Changes

Environmental regulators of diapause generally display a characteristic seasonal pattern. In temperate regions, photoperiod is the most reliable cues of seasonal change.[9] Depending on the season in which diapause occurs, either short or long days can act as token stimuli. Insects may also respond to changing day length as well as relative day length. Temperature may also act as a regulating factor, either by inducing diapause or, more commonly, by modifying the response of the insect to photoperiod.[9] Insects may respond to thermoperiod, the daily fluctuations of warm and cold that correspond with night and day, as well as to absolute or cumulative temperature. Food availability and quality may also help regulate diapause. In the desert locust, Schistocerca gregaria, a plant hormone called gibberellin stimulates reproductive development.[14] During the dry season, when their food plants are in senescence and lacking gibberellin, the locusts remain immature and their reproductive tracts do not develop.

The neuroendocrine system of insects consists primarily of neurosecretory cells in the brain, the corpora cardiaca, corpora allata and the prothoracic glands.[2] There are several key hormones involved in the regulation of diapause: juvenile hormone (JH), diapause hormone (DH), and prothoracicotropic hormone (PTTH).[15]

Prothoracicotropic hormone stimulates the prothoracic glands to produce ecdysteroids that are required to promote development.[15] Larval and pupal diapauses are often regulated by an interruption of this connection, either by preventing release of prothoracicotropic hormone from the brain or by failure of the prothoracic glands to respond to prothoracicotropic hormone.

The corpora allata is responsible for the production of juvenile hormone (JH). In the bean bug, Riptortus pedestris, clusters of neurons on the protocerebrum called the pars lateralis maintain reproductive diapause by inhibiting JH production by the corpora allata.[16] Adult diapause is often associated with the absence of JH, while larval diapause is often associated with its presence.

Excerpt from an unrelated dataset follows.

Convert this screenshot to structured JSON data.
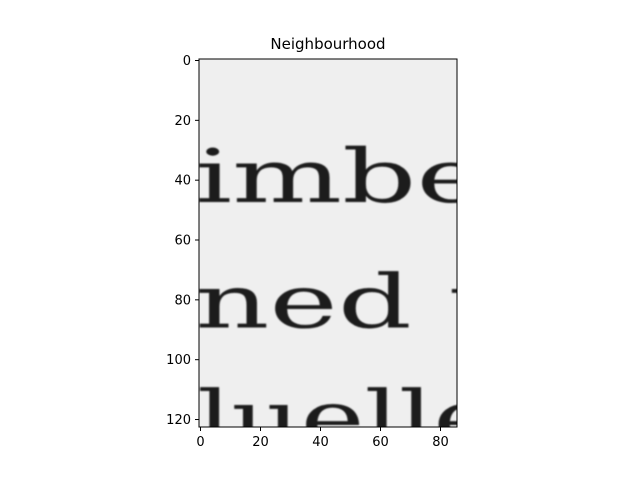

In adults, absence of JH causes degeneration of flight muscles and atrophy or cessation of development of reproductive tissues, and halts mating behaviour. The presence of JH in larvae may prevent moulting to the next larval instar, though successive stationary moults may still occur.[17] In the corn borer, Diatraea gradiosella, JH is required for the accumulation by the fat body of a storage protein that is associated with diapause.[18]

Diapause hormone regulates embryonic diapause in the eggs of the silkworm moth, Bombyx mori.[19] DH is released from the subesophageal ganglion of the mother and triggers trehalase production by the ovaries. This generates high levels of glycogen in the eggs, which is converted into the polyhydric alcohols glycerol and sorbitol. Sorbitol directly inhibits the development of the embryos. Glycerol and sorbitol are reconverted into glycogen at the termination of diapause.